Dat bleek tijdens het Kamerdebat van donderdag over het kabinetsbesluit geen uitgeprocedeerde asielzoekers meer uit te zetten.Met name VVD-fractieleider Rutte gaf onomwonden aan dat zijn partij alleen op dringend verzoek van premier Balkenende het kabinet niet heeft verlaten. Hij vindt dat het CDA het asielbeleid van de afgelopen jaren om zeep heeft geholpen en neemt dit de christendemocraten zeer kwalijk. „Dat beleid was spectaculair succesvol.”
Op zijn beurt werd Rutte door PVV-voorman Wilders op de korrel genomen omdat de VVD aanblijft terwijl op zo’n belangrijk beleidsterrein de bakens worden teruggezet. Hij verweet Rutte „slappe knieën” te hebben.
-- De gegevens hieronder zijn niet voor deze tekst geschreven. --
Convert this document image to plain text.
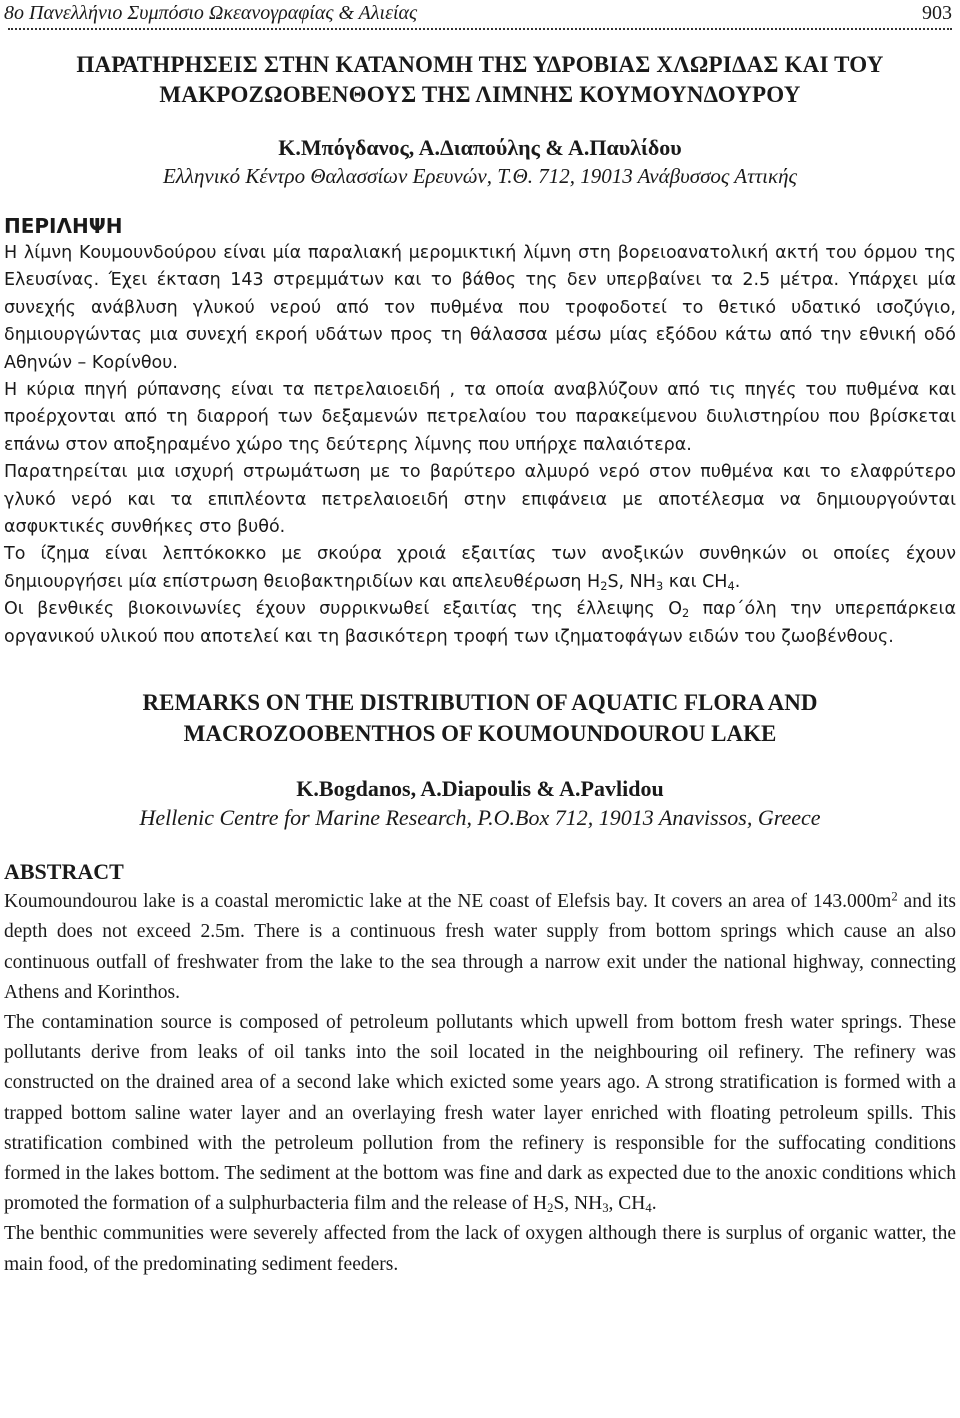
8ο Πανελλήνιο Συμπόσιο Ωκεανογραφίας & Αλιείας	903
ΠΑΡΑΤΗΡΗΣΕΙΣ ΣΤΗΝ ΚΑΤΑΝΟΜΗ ΤΗΣ ΥΔΡΟΒΙΑΣ ΧΛΩΡΙΔΑΣ ΚΑΙ ΤΟΥ
ΜΑΚΡΟΖΩΟΒΕΝΘΟΥΣ ΤΗΣ ΛΙΜΝΗΣ ΚΟΥΜΟΥΝΔΟΥΡΟΥ
Κ.Μπόγδανος, Α.Διαπούλης & Α.Παυλίδου
Ελληνικό Κέντρο Θαλασσίων Ερευνών, Τ.Θ. 712, 19013 Ανάβυσσος Αττικής
ΠΕΡΙΛΗΨΗ

Η λίμνη Κουμουνδούρου είναι μία παραλιακή μερομικτική λίμνη στη βορειοανατολική ακτή του όρμου της Ελευσίνας. Έχει έκταση 143 στρεμμάτων και το βάθος της δεν υπερβαίνει τα 2.5 μέτρα. Υπάρχει μία συνεχής ανάβλυση γλυκού νερού από τον πυθμένα που τροφοδοτεί το θετικό υδατικό ισοζύγιο, δημιουργώντας μια συνεχή εκροή υδάτων προς τη θάλασσα μέσω μίας εξόδου κάτω από την εθνική οδό Αθηνών – Κορίνθου.

Η κύρια πηγή ρύπανσης είναι τα πετρελαιοειδή , τα οποία αναβλύζουν από τις πηγές του πυθμένα και προέρχονται από τη διαρροή των δεξαμενών πετρελαίου του παρακείμενου διυλιστηρίου που βρίσκεται επάνω στον αποξηραμένο χώρο της δεύτερης λίμνης που υπήρχε παλαιότερα.

Παρατηρείται μια ισχυρή στρωμάτωση με το βαρύτερο αλμυρό νερό στον πυθμένα και το ελαφρύτερο γλυκό νερό και τα επιπλέοντα πετρελαιοειδή στην επιφάνεια με αποτέλεσμα να δημιουργούνται ασφυκτικές συνθήκες στο βυθό.

Το ίζημα είναι λεπτόκοκκο με σκούρα χροιά εξαιτίας των ανοξικών συνθηκών οι οποίες έχουν δημιουργήσει μία επίστρωση θειοβακτηριδίων και απελευθέρωση $H_2S$, $NH_3$ και $CH_4$.

Οι βενθικές βιοκοινωνίες έχουν συρρικνωθεί εξαιτίας της έλλειψης $O_2$ παρ΄όλη την υπερεπάρκεια οργανικού υλικού που αποτελεί και τη βασικότερη τροφή των ιζηματοφάγων ειδών του ζωοβένθους.

REMARKS ON THE DISTRIBUTION OF AQUATIC FLORA AND
MACROZOOBENTHOS OF KOUMOUNDOUROU LAKE
K.Bogdanos, A.Diapoulis & A.Pavlidou
Hellenic Centre for Marine Research, P.O.Box 712, 19013 Anavissos, Greece
ABSTRACT

Koumoundourou lake is a coastal meromictic lake at the NE coast of Elefsis bay. It covers an area of $143.000m^2$ and its depth does not exceed 2.5m. There is a continuous fresh water supply from bottom springs which cause an also continuous outfall of freshwater from the lake to the sea through a narrow exit under the national highway, connecting Athens and Korinthos.

The contamination source is composed of petroleum pollutants which upwell from bottom fresh water springs. These pollutants derive from leaks of oil tanks into the soil located in the neighbouring oil refinery. The refinery was constructed on the drained area of a second lake which exicted some years ago. A strong stratification is formed with a trapped bottom saline water layer and an overlaying fresh water layer enriched with floating petroleum spills. This stratification combined with the petroleum pollution from the refinery is responsible for the suffocating conditions formed in the lakes bottom. The sediment at the bottom was fine and dark as expected due to the anoxic conditions which promoted the formation of a sulphurbacteria film and the release of $H_2S$, $NH_3$, $CH_4$.

The benthic communities were severely affected from the lack of oxygen although there is surplus of organic watter, the main food, of the predominating sediment feeders.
De VVD’er reageerde met de opmerking dat bij zijn partij het landsbelang hoger telt dan het partijbelang. „Wij muizen er niet tussenuit.”
CDA’er Verhagen bestreed dat een van de peilers onder het kabinetsbeleid onderuit is gehaald en hield Rutte voor dat er weinig te kiezen viel. „Als niemand beweegt, staan we hier over anderhalf jaar nog”, voegde hij de VVD-leider toe.
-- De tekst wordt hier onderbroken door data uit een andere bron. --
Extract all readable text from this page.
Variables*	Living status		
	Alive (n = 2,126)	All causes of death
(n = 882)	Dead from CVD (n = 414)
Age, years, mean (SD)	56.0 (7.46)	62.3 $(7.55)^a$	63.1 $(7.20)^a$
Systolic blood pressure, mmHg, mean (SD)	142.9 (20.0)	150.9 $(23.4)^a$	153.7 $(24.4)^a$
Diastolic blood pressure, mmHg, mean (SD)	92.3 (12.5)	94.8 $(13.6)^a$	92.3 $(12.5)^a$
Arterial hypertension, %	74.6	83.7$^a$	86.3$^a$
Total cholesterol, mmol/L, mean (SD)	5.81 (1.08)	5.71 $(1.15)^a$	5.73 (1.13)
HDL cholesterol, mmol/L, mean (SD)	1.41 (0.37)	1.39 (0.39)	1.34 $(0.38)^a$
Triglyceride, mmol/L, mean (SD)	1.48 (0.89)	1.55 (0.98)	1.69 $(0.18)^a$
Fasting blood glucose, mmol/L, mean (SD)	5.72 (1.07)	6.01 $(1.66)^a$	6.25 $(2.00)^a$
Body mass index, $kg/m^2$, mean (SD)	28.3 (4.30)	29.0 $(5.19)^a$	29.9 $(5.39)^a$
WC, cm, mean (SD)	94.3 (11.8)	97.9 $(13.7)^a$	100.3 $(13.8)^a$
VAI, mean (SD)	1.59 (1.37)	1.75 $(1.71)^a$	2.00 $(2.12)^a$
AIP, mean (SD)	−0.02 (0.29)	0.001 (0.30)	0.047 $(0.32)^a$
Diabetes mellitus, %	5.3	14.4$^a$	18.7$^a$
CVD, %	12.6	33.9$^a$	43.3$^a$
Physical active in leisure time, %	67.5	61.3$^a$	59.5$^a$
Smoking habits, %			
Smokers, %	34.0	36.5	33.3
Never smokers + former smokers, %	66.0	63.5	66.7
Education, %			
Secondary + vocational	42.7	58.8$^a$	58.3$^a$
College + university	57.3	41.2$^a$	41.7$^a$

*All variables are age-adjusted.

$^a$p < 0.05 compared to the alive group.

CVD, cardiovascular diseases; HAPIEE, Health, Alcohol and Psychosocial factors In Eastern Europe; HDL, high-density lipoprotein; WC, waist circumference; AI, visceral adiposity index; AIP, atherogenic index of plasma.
Vanuit de Kamer kwam er veel kritiek op de verklaringen die VVD-bewindslieden na het langdurige kabinetsberaad van dinsdag hadden afgelegd. Vicepremier Zalm noemde zichzelf „burgemeester in oorlogstijd”, terwijl minister Verdonk zei geen verantwoordelijkheid voor het kabinetsbesluit te kunnen nemen.
Met name CU-leider Rouvoet voerde aan dat ministers het weliswaar oneens kunnen zijn met bepaalde beslissingen maar vanwege de voorgeschreven eenheid van kabinetsbeleid steeds verantwoordelijk blijven voor alle genomen besluiten.
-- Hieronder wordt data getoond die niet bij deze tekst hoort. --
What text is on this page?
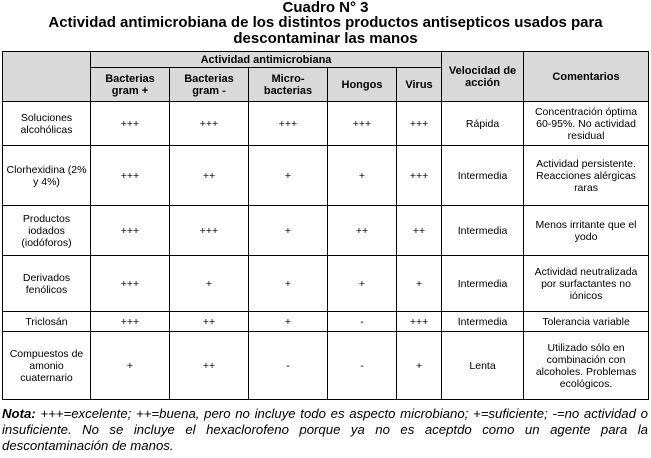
Cuadro N° 3
Actividad antimicrobiana de los distintos productos antisepticos usados para
descontaminar las manos
	Actividad antimicrobiana					Velocidad de acción	Comentarios
	Bacterias gram +	Bacterias gram -	Micro-bacterias	Hongos	Virus		
Soluciones alcohólicas	+++	+++	+++	+++	+++	Rápida	Concentración óptima 60-95%. No actividad residual
Clorhexidina (2% y 4%)	+++	++	+	+	+++	Intermedia	Actividad persistente. Reacciones alérgicas raras
Productos iodados (iodóforos)	+++	+++	+	++	++	Intermedia	Menos irritante que el yodo
Derivados fenólicos	+++	+	+	+	+	Intermedia	Actividad neutralizada por surfactantes no iónicos
Triclosán	+++	++	+	-	+++	Intermedia	Tolerancia variable
Compuestos de amonio cuaternario	+	++	-	-	+	Lenta	Utilizado sólo en combinación con alcoholes. Problemas ecológicos.
Nota: +++=excelente; ++=buena, pero no incluye todo es aspecto microbiano; +=suficiente; -=no actividad o insuficiente. No se incluye el hexaclorofeno porque ya no es aceptdo como un agente para la descontaminación de manos.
Volgens Rutte betekent dat in de praktijk dat de VVD-ministers loyaal zullen zijn, maar dat meer niet van hen kan worden verlangd. „Mijn partijgenoten zullen de beslissing niet tegenwerken, maar ze kunnen die tegelijkertijd ook niet voor hun rekening nemen”, zei hij.
Dat de VVD-bewindslieden hun moeite met het kabinetsbesluit naar buiten brachten, is volgens premier Balkenende goed te verdedigen. Hij wees erop dat het om een eenmalige gebeurtenis ging en dat het kabinet demissionair is. Zalm vond het passen in de moderne verhoudingen, „waarbij niet alle verschillen met een wollen deken worden toegedekt.”
Onduidelijk bleef hoe het zat met de grote juridische en praktische bezwaren die premier Balkenende eerder had aangevoerd tegen het opschorten van de uitzetting van asielzoekers. Minister Hirsch Ballin, die de portefeuille Vreemdelingenzaken van Verdonk heeft overgenomen, betoogde dat aan de opschorting risico’s zijn verbonden. Het kan een aanzuigende werking hebben, rechtsongelijkheid in de hand werken en tot aanspraken leiden. Niettemin achtte de bewindsman de risico’s verantwoord.
Balkenende maakte duidelijk dat Verdonk haar portefeuille Vreemdelingenzaken onder druk heeft afgestaan. Zelf bleef ze volhouden dat het haar eigen beslissing is geweest, omdat ze niet kan meewerken aan uitvoering van het kabinetsbesluit. „Nee mevrouw Verdonk, u mág hieraan niet meewerken”, wreef PvdA-leider Bos zout in de wonde.